All payments are through commercial banks that are regulated and regularly inspected by the Central Bank of Kenya, and which must report all suspicious transactions to the Financial Reporting Centre.

Then you wake up one morning and you are told all your accounts have been frozen and that your companies are under investigation for money laundering. You are also accused of funding Dr Ruto’s campaign.

The local press has declared open season on you, publishing the allegations without nuance and inflating your alleged sins to biblical proportions. At one stage, the local press is awash with reports that your companies are under investigation by Interpol. But when Interpol writes to dispute that, you don’t hear another word in the media, even after the Directorate of Criminal Investigations (DCI) also confirms, in writing, that Interpol was not involved.

Six months later, the witch-hunt abruptly stops with the High Court declaring that no witches have been found. The DCI writes a letter stating: “I would like to confirm that the allegations of money laundering and card fraud made against the above entities and persons could not be established.” It  is followed by another from the Asset Recovery Agency (ARA) that says: “The Assets Recovery Agency hereby withdraws wholly the forfeiture applications on the company’s bank accounts.”
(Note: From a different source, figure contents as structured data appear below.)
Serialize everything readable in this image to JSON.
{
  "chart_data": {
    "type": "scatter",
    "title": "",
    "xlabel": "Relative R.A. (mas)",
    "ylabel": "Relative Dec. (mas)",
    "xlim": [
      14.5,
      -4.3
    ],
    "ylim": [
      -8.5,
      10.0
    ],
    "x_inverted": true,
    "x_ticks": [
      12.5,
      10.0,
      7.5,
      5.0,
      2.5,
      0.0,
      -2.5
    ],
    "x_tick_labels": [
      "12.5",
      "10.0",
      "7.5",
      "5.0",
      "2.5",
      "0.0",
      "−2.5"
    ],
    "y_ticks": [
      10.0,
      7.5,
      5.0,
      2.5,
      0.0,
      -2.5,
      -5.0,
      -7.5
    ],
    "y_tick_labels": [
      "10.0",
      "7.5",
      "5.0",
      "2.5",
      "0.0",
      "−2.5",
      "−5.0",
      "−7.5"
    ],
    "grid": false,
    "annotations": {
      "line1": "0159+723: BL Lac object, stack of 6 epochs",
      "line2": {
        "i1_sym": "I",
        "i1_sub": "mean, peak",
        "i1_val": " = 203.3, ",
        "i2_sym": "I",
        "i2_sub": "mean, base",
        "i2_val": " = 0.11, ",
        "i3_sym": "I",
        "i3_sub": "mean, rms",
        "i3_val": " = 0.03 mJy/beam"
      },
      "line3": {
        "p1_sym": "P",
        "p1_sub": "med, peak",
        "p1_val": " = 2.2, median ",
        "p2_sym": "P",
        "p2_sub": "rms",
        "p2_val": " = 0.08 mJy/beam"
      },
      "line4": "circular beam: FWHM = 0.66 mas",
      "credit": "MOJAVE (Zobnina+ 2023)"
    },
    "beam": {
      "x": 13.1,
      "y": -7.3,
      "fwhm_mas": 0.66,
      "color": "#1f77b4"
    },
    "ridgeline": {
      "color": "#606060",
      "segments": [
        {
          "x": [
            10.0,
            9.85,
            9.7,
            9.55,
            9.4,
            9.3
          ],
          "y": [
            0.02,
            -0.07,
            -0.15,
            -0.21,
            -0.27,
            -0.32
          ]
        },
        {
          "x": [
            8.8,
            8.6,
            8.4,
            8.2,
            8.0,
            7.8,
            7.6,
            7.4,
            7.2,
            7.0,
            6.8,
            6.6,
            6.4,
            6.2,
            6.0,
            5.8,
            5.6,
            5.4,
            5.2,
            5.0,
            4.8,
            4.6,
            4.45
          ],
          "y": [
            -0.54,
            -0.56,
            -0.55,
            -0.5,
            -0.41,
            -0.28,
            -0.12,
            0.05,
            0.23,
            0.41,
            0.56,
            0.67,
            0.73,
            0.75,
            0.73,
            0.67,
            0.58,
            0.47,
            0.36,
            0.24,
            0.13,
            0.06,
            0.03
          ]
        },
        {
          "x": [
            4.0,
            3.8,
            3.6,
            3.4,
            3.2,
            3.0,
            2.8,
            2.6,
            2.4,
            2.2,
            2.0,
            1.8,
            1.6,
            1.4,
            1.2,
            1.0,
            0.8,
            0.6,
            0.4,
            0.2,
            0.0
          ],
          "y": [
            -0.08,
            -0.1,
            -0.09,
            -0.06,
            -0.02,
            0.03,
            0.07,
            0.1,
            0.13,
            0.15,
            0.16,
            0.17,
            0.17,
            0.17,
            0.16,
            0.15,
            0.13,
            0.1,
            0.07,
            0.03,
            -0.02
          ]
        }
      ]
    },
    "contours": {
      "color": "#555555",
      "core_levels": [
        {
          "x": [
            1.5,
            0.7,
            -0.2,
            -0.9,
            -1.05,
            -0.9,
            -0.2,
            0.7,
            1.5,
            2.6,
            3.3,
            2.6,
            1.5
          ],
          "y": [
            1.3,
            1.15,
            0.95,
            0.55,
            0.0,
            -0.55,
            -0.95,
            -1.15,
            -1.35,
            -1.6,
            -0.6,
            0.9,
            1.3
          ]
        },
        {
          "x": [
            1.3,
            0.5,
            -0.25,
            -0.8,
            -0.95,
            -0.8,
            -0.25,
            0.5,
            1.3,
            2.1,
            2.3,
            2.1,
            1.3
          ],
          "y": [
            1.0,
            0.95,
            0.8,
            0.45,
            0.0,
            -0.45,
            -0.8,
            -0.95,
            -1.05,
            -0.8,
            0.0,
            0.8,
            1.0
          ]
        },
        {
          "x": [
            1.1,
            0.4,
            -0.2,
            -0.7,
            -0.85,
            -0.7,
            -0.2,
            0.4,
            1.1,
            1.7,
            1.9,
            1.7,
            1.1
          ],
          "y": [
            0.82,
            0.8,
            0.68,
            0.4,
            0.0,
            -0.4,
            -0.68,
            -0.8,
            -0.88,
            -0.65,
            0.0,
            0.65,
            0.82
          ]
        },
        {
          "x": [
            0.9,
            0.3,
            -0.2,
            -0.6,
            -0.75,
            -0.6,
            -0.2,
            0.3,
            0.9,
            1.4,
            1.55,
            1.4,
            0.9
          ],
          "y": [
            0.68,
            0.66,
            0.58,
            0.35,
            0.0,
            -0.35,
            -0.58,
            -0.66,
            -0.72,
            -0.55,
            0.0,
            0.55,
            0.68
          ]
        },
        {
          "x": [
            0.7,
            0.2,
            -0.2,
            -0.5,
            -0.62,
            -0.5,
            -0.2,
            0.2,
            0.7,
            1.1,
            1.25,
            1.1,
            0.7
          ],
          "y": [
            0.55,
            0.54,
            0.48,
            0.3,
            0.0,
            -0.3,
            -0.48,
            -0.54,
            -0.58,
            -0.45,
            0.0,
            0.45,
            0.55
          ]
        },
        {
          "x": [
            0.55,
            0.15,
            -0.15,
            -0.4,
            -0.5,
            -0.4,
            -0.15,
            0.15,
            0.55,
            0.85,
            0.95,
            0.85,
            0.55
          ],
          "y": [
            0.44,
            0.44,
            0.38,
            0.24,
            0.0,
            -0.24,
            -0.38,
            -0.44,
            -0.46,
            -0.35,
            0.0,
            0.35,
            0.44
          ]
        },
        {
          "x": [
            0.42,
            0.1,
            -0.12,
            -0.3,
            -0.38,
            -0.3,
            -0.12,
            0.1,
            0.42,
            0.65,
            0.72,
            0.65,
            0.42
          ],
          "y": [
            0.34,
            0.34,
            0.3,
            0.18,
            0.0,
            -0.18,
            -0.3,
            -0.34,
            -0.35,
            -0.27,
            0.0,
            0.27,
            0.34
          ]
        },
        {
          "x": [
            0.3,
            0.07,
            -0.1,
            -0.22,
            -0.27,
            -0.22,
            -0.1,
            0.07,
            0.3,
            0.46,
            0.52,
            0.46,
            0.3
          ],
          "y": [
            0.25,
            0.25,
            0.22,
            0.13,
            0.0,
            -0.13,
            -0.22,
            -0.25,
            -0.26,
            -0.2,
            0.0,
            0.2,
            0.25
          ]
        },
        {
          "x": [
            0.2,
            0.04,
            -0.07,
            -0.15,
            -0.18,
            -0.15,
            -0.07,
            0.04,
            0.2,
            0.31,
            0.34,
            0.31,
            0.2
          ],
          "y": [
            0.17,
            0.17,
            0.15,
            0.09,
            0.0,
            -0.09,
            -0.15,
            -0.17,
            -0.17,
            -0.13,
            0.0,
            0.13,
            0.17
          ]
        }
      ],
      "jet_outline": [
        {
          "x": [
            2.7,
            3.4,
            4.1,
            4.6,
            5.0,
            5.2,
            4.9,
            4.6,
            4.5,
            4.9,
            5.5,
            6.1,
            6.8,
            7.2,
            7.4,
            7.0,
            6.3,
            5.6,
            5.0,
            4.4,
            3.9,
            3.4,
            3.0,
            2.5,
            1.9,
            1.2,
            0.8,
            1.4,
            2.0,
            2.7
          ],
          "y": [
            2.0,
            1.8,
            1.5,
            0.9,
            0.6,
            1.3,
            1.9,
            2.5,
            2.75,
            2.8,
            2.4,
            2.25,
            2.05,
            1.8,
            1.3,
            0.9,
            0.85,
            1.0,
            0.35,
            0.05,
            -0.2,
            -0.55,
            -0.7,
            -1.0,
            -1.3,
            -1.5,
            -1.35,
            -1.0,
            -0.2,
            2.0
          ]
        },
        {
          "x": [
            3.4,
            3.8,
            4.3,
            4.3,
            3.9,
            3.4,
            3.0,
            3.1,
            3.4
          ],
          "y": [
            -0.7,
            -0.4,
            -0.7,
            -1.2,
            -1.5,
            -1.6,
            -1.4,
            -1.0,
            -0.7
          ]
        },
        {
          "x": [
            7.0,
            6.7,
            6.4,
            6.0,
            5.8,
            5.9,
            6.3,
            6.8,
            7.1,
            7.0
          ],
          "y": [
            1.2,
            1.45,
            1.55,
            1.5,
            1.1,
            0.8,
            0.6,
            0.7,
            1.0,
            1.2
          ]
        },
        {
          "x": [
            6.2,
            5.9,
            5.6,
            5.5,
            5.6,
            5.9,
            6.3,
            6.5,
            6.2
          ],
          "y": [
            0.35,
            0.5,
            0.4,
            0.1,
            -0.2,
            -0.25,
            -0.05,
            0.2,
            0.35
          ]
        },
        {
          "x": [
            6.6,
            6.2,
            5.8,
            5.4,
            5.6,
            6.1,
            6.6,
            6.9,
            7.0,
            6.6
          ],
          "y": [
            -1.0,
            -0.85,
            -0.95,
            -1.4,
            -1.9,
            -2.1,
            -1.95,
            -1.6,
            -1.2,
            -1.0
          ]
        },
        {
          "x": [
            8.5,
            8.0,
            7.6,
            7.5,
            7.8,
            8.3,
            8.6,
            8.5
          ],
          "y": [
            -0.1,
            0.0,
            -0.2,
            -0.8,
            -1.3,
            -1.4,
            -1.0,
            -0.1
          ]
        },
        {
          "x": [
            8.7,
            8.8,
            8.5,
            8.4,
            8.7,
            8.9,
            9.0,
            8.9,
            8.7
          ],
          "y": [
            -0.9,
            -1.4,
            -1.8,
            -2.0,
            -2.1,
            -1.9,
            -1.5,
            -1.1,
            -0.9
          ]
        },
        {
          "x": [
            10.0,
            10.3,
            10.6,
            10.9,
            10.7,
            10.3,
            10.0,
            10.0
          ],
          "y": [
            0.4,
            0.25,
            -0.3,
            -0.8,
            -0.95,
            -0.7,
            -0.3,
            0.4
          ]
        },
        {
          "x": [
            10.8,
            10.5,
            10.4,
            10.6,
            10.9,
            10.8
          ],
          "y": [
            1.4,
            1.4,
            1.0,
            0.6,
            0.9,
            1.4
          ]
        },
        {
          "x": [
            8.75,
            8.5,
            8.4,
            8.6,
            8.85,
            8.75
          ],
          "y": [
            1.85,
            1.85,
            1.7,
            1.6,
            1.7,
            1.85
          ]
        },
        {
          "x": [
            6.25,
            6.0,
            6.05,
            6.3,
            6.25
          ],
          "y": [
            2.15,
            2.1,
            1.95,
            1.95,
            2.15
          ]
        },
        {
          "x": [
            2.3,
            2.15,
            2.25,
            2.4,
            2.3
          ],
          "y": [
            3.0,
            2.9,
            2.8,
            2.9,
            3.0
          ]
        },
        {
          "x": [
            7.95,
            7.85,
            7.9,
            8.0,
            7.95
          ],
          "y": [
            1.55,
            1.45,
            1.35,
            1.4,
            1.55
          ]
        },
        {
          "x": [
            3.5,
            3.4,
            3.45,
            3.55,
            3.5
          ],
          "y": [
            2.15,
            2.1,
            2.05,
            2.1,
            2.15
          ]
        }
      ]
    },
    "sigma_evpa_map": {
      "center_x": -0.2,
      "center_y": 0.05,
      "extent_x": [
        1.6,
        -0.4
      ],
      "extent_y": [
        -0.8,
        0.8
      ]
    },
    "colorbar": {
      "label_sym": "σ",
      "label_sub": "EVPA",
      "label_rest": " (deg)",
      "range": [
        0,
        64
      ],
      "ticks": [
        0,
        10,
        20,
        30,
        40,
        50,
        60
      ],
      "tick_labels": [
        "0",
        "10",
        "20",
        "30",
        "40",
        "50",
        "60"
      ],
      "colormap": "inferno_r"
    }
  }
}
“Am I supposed to be happy that the courts have vindicated me?” Mr Damuren asked, the sarcasm undisguised. Mr Damuren said he was forced to source very expensive credit lines to complete payments during the six months his business was frozen. “Being accused of money laundering in the international financial space is like being accused of terrorism in the criminal justice space,” he remarked.

As we parted, several questions were in my mind. Is this a case of lack of skills and capacity in investigating complex digital transactions or a matter of overzealous application of anti- money laundering laws? Or is it a case of unintended consequences of enforcement of anti-money laundering laws and regulations?

Preventing money laundering is an imperative for banks. Yet the flip side is the risk of de-banking money transfer operators and disrupting activity in major remittance flow corridors. This is a big policy question for Kenya because remittances have in recent years surpassed tea, coffee, tourism and horticulture as our biggest foreign exchange earners.

Overzealous application of anti-money laundering laws may inadvertently lead to diversion of transactions from more to less transparent channels. Wholesale profiling of major diaspora remittance flow corridors must be avoided. Many Nigerian entities in the remittance space have been complaining of authorities here profiling them. An authoritative source informed me the other day that President Muhammadu Buhari himself made calls to Nairobi to intervene on behalf of Nigerian firms.

Several years ago in the UK, we saw a number of government agencies teaming up to save the Somali corridor of diaspora flows from collapse. In the US, legislators passed the Money Remittances Improvement Act in a bid to reduce the regulatory burden on money remittance platforms. There are major policy implications here.